April 26 (Bloomberg) -- Vivendi SA is considering an overhaul of its company structure that may lead to a breakup of the owner of the world’s largest music and video-game companies, according to people with knowledge of the matter.
One option under discussion is to split the Paris-based company into two, with one part incorporating media assets such as Universal Music Group and video-game maker Activision Blizzard Inc., said the people, who asked not to be identified because the deliberations are private. The other would include Vivendi’s telecommunications and content distribution units, they said, adding that the internal review is at an early stage.
Vivendi’s supervisory board, led by Chairman Jean-Rene Fourtou, is seeking to reverse a slide in the company’s stock and reduce a discount he puts at almost 40 percent because of the way Vivendi is structured as a holding vehicle of multiple units. The board is due to discuss the alternatives during a three-day summit with top executives in June, one person said.
“It’s a sign that pressure is increasing on management, maybe even a war of nerves between shareholders and management,” said Conor O’Shea, an analyst at Kepler Capital Markets who advises holding Vivendi shares.
Other options may include a partial or complete spinoff of pay-TV operator Canal Plus, which is 20 percent owned by publisher Lagardere SCA, the people said.
A Vivendi spokesman said the company vigorously denies intending to separate Canal Plus from the rest of its businesses. He said there has been no decision on a review of corporate structure and referred to a letter to shareholders on March 27.
Vivendi shares rose 4 percent to 13.87 euros in Paris, valuing the company at 17.3 billion euros ($22.9 billion), after gaining as much as 8.1 percent earlier today. They have fallen 18 percent this year, the worst performance in France’s benchmark CAC 40 Index.
In the letter looking into the reasons for a “disappointing” stock performance, Chief Executive Officer Jean-Bernard Levy said Vivendi’s portfolio of assets made sense, though he said the board “regularly posed the question of the group’s perimeter.”
Changes in top management may also be announced after the June meeting, one of the people said.

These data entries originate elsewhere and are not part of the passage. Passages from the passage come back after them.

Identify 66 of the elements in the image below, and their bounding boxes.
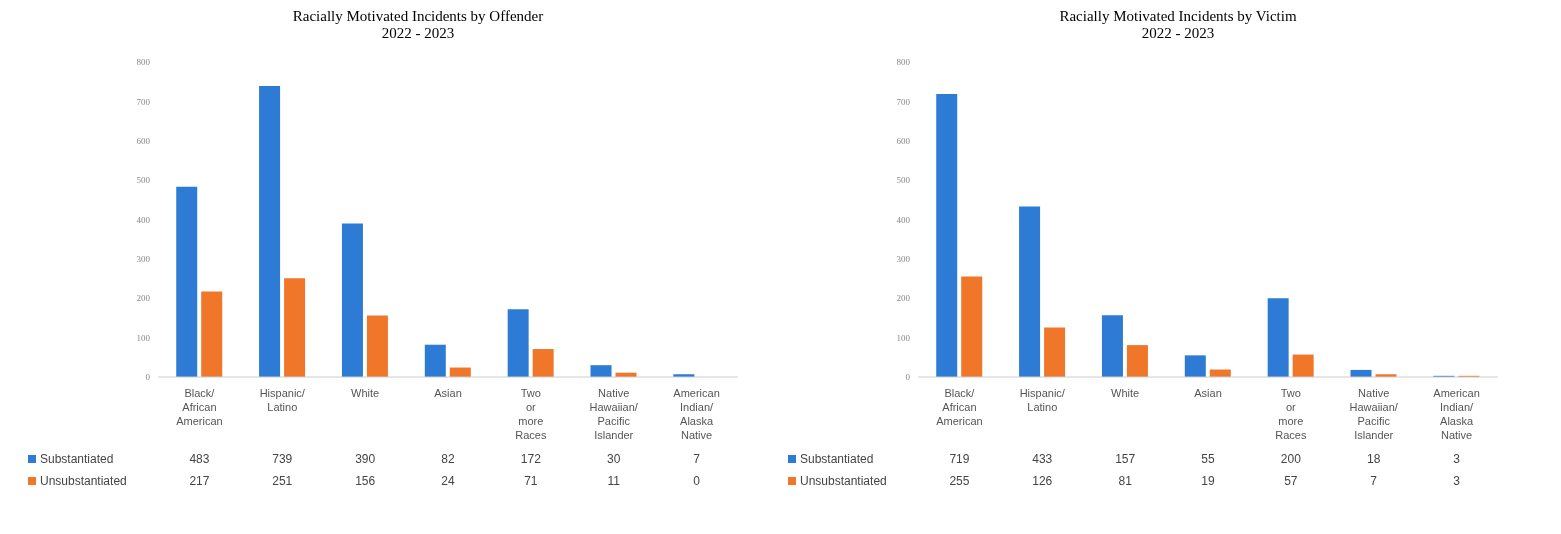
y-tick-label: 100 [136,332,151,343]
data-label: 18 [1366,452,1382,466]
y-tick-label: 0 [145,372,151,383]
y-tick-label: 600 [136,135,151,146]
data-label: 11 [606,474,621,488]
data-label: 71 [523,474,539,488]
x-tick-label: Asian [1194,387,1222,399]
y-tick-label: 100 [896,332,911,343]
x-tick-label: Asian [434,387,462,399]
y-tick-label: 200 [896,293,911,304]
y-tick-label: 400 [136,214,151,225]
data-label: 255 [948,474,971,488]
data-label: 3 [1452,452,1461,466]
x-tick-label: American Indian/ Alaska Native [673,387,720,441]
data-label: 217 [188,474,211,488]
y-tick-label: 0 [905,372,911,383]
x-tick-label: Native Hawaiian/ Pacific Islander [1349,387,1399,441]
data-label: 433 [1031,452,1054,466]
data-label: 57 [1283,474,1299,488]
data-label: 156 [354,474,377,488]
data-label: 82 [440,452,456,466]
legend-label: Unsubstantiated [39,474,127,488]
data-label: 200 [1279,452,1302,466]
y-tick-label: 300 [136,254,151,265]
data-label: 30 [606,452,622,466]
data-label: 157 [1114,452,1137,466]
y-tick-label: 500 [896,175,911,186]
y-tick-label: 300 [896,254,911,265]
y-tick-label: 600 [896,135,911,146]
data-label: 3 [1452,474,1461,488]
data-label: 126 [1031,474,1054,488]
data-label: 739 [271,452,294,466]
data-label: 19 [1200,474,1216,488]
data-label: 24 [440,474,456,488]
data-label: 719 [948,452,971,466]
legend-label: Substantiated [799,452,874,466]
x-tick-label: American Indian/ Alaska Native [1433,387,1480,441]
x-tick-label: Hispanic/ Latino [259,387,306,413]
data-label: 483 [188,452,211,466]
chart-title: Racially Motivated Incidents by Victim 2022 - 2023 [1058,8,1298,42]
data-label: 7 [692,452,701,466]
legend-label: Unsubstantiated [799,474,887,488]
x-tick-label: White [351,387,380,399]
x-tick-label: Native Hawaiian/ Pacific Islander [589,387,639,441]
legend-label: Substantiated [39,452,114,466]
data-label: 7 [1369,474,1379,488]
y-tick-label: 700 [136,96,151,107]
x-tick-label: Two or more Races [515,387,547,441]
x-tick-label: Black/ African American [936,387,983,427]
data-label: 390 [354,452,377,466]
data-label: 55 [1200,452,1216,466]
x-tick-label: Two or more Races [1275,387,1307,441]
data-label: 251 [271,474,294,488]
data-label: 172 [519,452,542,466]
x-tick-label: White [1111,387,1140,399]
x-tick-label: Hispanic/ Latino [1019,387,1066,413]
y-tick-label: 800 [136,57,151,68]
data-label: 81 [1117,474,1133,488]
x-tick-label: Black/ African American [176,387,223,427]
y-tick-label: 500 [136,175,151,186]
y-tick-label: 700 [896,96,911,107]
y-tick-label: 800 [896,57,911,68]
y-tick-label: 400 [896,214,911,225]
chart-title: Racially Motivated Incidents by Offender 2022 - 2023 [291,8,545,42]
data-label: 0 [692,474,701,488]
y-tick-label: 200 [136,293,151,304]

Levy last year spent 7.95 billion euros to take full control of French mobile-phone company SFR from Vodafone Group Plc. Vivendi’s largest division has seen its earnings decline as new operator Iliad SA builds market share.
At 16.6 billion euros as of yesterday’s close, Vivendi’s market capitalization compares with almost 40 billion euros in total value of its various businesses, not counting 12 billion euros of net debt, according to estimates by Morgan Stanley analysts. The investment bank values SFR alone at 12.9 billion euros, and Brazilian phone unit GVT at 5.2 billion euros.
“The supervisory board is likely to come under pressure to defend its decision to consolidate Vodafone’s SFR stake when the Iliad launch risks were well known,” Will Smith, an analyst at Jefferies International Ltd., wrote in a note.
A split of Vivendi’s communications and content-production activities would put an end to a combined business model that’s unique in Europe. Rival phone companies including Deutsche Telekom AG and France Telecom SA have de-emphasized media assets in favor of their core telecommunications businesses, at the same time seeking partnerships with outside content producers.
Still, some analysts question whether direct sales of some of Vivendi’s assets may generate more value.
“The question is whether a split is the right decision,” said Claudio Aspesi, a London-based analyst at Sanford C Bernstein. “I’ve always believed that the most attractive option is actually to sell off a number of assets and potentially slim a company down to its core of SFR and Canal Plus.”
Levy and Fourtou already faced calls to change managers and invite new members to the board at the company’s shareholder meeting last week. Levy also came under fire from investors asking for plans to tackle the company’s low valuation.
“Our conglomerate discount has become gigantic, close to 40 percent,” Fourtou said at the meeting in Paris. “We will not stay idle, and there are no taboos about how we will tackle this. We will look over our strategy, our perimeter and our image among investors.”